This week I added squats and a lot of low stance work to my workout. I've been keeping it light, because I've been there when it's an agony to walk because you've overdone it. The next step is going to be adding standing stance work to really work it.
I remember someone trying to tell me that traditional training methods were only because folks didn't have access to modern equipment. You know, because in a agrarian society, they totally couldn't find heavy stuff for you to lift, pull, push, etc., right?
Putting that aside, I'm sure folks who work with modern kettlebells would recognize this:
Usually the full context of traditional training, which seems all too absent these days:
1. Start with a few basic moves and a weapon or two for immediate protection
2. Time and need demanding, add further conditioning and movements according to the person's needs.
So, if you already live on a mountain and hike up and down all day and have super buffed legs? You're not going to be doing a lot of horse stance. If you're a dancer, you'll probably master movement and angling in short order. Etc.
The long-term training we see now that is considered "traditional", which often involves long stance work or simple exercises which have no immediate practical combat value, are based in developing conditioning first. Since most people aren't, you know, getting attacked by bandits regularly, the general pressure to immediately teach weapons and violence is reduced greatly. There is also the fact that we're not farmers and fisherfolk anymore, so conditioning is a necessary tool.

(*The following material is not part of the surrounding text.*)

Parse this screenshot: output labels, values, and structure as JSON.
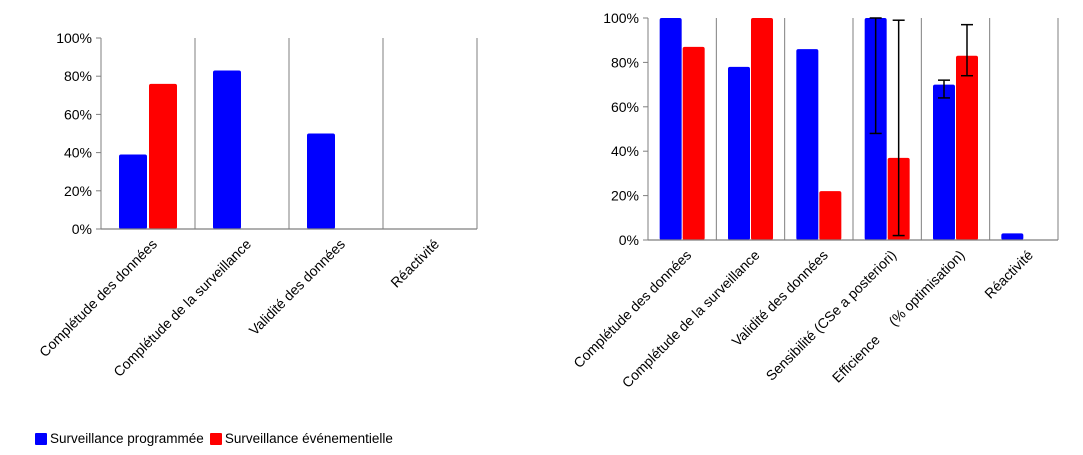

Slow or static holding ends up developing postural muscles, which take longer to develop but also are much, much slower to atrophy, which is where you see the old folks who have a wicked strength despite doing "nothing but forms". This is the same sort of strength you see in rock climbers and ballet dancers - holding positions ends up developing this kind of strength.
The second thing is a lot traditional exercises that focus on slow movement with weight develop stabilizer muscles, which are crucial to preventing injury.
There's a lot of folks who have good strength with active muscles, and still end up tearing and straining muscles in everyday activities, because when you take a sudden stress, it's your stabilizer muscles which need to work in concert to keep things from getting hurt.
The modern problem you often see is that people did a lot of isolated strengthening exercises, but didn't do enough complex movements for the body to integrate getting all those muscles to properly work together- and boom, torn rotator cuff, strained back muscles, etc. (A friend of mine torn some back muscles when he reached to pick up a 3 pound bag. He regularly hits the gym, but...)
I'm not going claim that traditional training trumps modern training- I'm going to say that there's some valuable elements which are often overlooked and neglected. I think traditional training should be supplemented with modern strength and endurance given that most of us spend more time behind computers, desks, or in cars, than farming.
And like anything else- people who don't know what they're doing or why, but just repeating movements with the guess that "it makes you better", eventually run into cases where it makes you worse, or gets you hurt. A qualified teacher will customize exercises or training according to your body and abilities. Talk to the elder students and check out what kind of injuries they've incurred over training. See if they had different training customized to their needs.